The Shire of Carnamah is a local government area located in the Mid West region of Western Australia, about 310 km north of Perth, the state capital, and about 181 km south of the city of Geraldton. The Shire covers an area of 2876 km2 and its seat of government is the town of Carnamah.

==History==
The Carnamah Road District was formed out of land previously managed by the Irwin and Mingenew Road Boards on 24 August 1923. On 1 July 1961, it became a Shire under the Local Government Act 1960. On 19 April 1962, it lost three-fifths of its area when the Shire of Coorow was created.

The Shire of Carnamah has seven elected Councillors. Councillors are elected by residents of the Shire and represent the whole Shire.

The President and Deputy President are elected by the Councillors after every election.
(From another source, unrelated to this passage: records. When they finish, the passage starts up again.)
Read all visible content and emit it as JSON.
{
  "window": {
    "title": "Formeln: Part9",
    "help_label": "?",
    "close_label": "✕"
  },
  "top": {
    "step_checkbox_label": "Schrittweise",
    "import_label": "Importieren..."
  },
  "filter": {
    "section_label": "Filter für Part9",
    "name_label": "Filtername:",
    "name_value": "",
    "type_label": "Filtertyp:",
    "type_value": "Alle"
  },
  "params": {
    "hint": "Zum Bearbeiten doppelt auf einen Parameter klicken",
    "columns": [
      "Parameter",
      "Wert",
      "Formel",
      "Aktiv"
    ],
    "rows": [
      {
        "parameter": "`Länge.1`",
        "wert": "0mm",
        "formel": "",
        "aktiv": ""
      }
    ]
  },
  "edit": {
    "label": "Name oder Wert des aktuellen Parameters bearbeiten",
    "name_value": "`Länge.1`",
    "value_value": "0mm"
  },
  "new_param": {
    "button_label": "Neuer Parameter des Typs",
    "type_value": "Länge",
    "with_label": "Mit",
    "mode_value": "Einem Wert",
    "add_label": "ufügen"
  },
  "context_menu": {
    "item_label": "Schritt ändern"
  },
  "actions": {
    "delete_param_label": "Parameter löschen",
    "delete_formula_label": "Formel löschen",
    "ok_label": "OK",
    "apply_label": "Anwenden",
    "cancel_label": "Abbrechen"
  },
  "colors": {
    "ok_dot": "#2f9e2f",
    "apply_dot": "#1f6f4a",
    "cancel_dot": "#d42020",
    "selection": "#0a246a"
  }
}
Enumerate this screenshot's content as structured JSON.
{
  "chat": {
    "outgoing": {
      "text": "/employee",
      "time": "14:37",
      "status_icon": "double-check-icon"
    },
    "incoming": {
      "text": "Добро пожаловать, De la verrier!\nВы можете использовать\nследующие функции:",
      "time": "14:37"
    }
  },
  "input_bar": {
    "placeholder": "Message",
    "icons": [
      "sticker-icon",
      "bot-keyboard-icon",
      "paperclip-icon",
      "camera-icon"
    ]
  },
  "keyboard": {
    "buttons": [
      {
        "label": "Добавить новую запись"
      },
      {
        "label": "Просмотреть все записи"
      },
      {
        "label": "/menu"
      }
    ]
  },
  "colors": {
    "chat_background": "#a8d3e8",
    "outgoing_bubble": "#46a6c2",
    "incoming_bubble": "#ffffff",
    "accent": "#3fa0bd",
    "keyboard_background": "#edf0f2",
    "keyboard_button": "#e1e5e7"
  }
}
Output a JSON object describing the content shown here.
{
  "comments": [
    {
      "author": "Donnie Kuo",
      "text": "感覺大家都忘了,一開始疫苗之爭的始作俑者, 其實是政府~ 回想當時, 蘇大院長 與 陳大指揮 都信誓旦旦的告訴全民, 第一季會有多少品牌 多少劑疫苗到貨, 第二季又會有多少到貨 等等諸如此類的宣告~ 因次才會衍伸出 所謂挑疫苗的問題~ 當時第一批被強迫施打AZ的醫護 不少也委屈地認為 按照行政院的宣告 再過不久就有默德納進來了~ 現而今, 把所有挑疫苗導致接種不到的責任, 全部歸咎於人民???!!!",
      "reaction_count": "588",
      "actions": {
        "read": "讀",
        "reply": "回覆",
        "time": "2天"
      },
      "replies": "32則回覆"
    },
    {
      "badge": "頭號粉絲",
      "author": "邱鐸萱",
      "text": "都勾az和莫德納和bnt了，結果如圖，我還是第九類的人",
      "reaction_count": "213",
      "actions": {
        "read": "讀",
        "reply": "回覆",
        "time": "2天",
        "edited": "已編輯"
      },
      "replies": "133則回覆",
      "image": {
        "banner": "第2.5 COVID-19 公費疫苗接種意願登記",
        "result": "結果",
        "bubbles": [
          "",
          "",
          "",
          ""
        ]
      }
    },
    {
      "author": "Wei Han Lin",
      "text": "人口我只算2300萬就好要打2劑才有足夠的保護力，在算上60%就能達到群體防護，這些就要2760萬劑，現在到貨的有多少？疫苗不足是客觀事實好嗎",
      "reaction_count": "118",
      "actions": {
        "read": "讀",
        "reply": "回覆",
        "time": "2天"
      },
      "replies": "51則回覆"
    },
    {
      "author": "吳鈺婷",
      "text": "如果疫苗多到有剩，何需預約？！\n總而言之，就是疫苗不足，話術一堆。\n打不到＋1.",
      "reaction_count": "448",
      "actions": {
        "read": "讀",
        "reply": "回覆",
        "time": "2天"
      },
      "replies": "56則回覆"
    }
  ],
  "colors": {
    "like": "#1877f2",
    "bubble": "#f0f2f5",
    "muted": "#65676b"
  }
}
Elections are held in October every two years and half of the Council is due for re-election.

==Towns and localities==
The towns and localities of the Shire of Carnamah with population and size figures based on the most recent Australian census:

| Locality | Population | Area | Map |
|---|---|---|---|
| Carnamah | 407 (SAL 2021) | 1,464.2 km^{2} (565.3 sq mi) |  |
| Eneabba | 142 (SAL 2021) | 1,407.6 km^{2} (543.5 sq mi) |  |

==Heritage-listed places==

As of 2023, 70 places are heritage-listed in the Shire of Carnamah, of which one is on the State Register of Heritage Places, the Macpherson Homestead. The homestead, which was State Heritage-listed in April 1995, dates back to 1870.